The Great Lakes region is generally considered to be seismically inactive, and earthquakes of magnitude 5 or greater are rare. However, earthquakes with magnitudes greater than 2 occur two or three times a year in the region, mainly around lakes Erie and Ontario. Earthquakes with magnitudes of 2.5 to 3 are the smallest generally felt by people.
“We are not certain whether Lake Erie-area faults can produce destructive or deadly earthquakes,” said Huang, assistant professor in the U-M Department of Earth and Environmental Sciences. “That’s why seismologists are interested in studying a magnitude 4-type earthquake sequence from this region.”
Since the early 2010s, eastern Ohio has seen a significant increase in the frequency of relatively small earthquakes. The origins of those earthquakes are poorly understood, but some previous studies suggested they can be attributed to wastewater injection and hydraulic fracturing activities.
Injection-induced seismicity has also been suggested as the trigger for the region’s last magnitude 5 earthquake, which occurred in January 1986 in northeastern Ohio, east of Cleveland in southern Lake County.
In the new study, which covers the period from 2013 to 2020, the U-M-led team found a cluster of earthquakes in the vicinity of the 1986 temblor and near wastewater disposal wells that were operating during the study period. They concluded that this cluster of quakes “might be potentially induced by wastewater disposal.”
“More intriguingly, the 1986 earthquake was also happening during another period of recorded high-water levels across the Great Lakes,” the authors wrote. “However, due to a large distance relative to Lake Erie, it would be difficult to evaluate the impact of lake-induced stress change on triggering the 1986 earthquake.”
To create their new catalog of 437 Lake Erie-area quakes, the researchers started with 27 previously reported earthquakes listed in the Advanced National Seismic System Comprehensive Earthquake Catalog, which is known as the ComCat catalog.

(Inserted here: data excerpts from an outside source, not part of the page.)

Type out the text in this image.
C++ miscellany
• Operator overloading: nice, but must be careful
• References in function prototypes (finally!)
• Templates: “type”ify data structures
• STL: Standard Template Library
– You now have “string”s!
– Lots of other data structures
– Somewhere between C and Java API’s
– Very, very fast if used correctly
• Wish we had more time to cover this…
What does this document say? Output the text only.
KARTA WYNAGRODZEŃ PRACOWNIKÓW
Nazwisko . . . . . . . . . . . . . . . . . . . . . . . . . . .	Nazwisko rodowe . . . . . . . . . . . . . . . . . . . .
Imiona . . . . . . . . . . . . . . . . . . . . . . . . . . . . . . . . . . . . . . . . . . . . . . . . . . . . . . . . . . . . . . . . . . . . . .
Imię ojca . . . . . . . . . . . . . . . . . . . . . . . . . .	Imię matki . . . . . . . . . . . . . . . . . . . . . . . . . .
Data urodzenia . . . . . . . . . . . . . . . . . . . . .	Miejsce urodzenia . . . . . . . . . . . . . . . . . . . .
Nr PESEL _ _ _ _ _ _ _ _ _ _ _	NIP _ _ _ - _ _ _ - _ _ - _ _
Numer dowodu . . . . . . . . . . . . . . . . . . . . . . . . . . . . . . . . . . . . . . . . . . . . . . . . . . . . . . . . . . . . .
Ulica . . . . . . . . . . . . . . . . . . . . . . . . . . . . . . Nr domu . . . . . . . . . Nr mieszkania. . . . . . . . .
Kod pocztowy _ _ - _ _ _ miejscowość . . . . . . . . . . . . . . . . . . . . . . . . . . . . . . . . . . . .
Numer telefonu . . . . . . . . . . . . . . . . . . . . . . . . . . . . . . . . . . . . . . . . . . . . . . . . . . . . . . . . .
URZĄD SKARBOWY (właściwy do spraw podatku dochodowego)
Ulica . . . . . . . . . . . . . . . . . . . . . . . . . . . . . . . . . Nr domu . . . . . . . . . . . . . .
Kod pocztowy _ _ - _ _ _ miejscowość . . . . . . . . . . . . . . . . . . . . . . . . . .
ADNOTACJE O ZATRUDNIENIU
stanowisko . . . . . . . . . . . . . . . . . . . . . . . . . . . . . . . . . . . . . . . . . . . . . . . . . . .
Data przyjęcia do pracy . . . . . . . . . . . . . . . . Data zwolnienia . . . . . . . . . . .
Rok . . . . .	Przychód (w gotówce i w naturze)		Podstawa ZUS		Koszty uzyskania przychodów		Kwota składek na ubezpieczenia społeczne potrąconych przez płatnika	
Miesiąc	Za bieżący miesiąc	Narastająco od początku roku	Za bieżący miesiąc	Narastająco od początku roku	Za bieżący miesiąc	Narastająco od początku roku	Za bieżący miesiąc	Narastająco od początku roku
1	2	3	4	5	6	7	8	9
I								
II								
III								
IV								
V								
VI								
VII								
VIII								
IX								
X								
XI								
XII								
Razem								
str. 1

U.S. seismometer networks captured continuous recordings of ground motions in the region during the study period. Using the waveforms produced by the 27 known earthquakes as templates, the team scanned the continuous recordings in search of previously undetected earthquakes with similar waveforms. The process is called template matching.
Most of the earthquakes in the new catalog would not have been felt by area residents and are only detectable by nearby seismometers sensitive to tiny amounts of ground shaking.
The new catalog revealed 20 to 40 small earthquakes per year during the study period, leading up to the June 2019 event. A high seismicity rate in 2019 was dominated by aftershocks following the magnitude 4.0 earthquake.
In addition to compiling the comprehensive new catalog, the team was also first to map the fault that ruptured to produce the 2019 quake, which occurred at a depth of roughly 2 kilometers (1.2 miles).
In addition to Yao and Huang, the authors of the Seismological Research Letters paper are Liang Xue of Bowling Green State University and Syracuse University, Yuning Fu of Bowling Green State University, Andrew Gronewold of the University of Michigan Department of Earth and Environmental Sciences and the School for Environment and Sustainability, and Jeffrey Fox of the Ohio Department of Natural Resources. Funding to Yao and Huang was provided by the University of Michigan.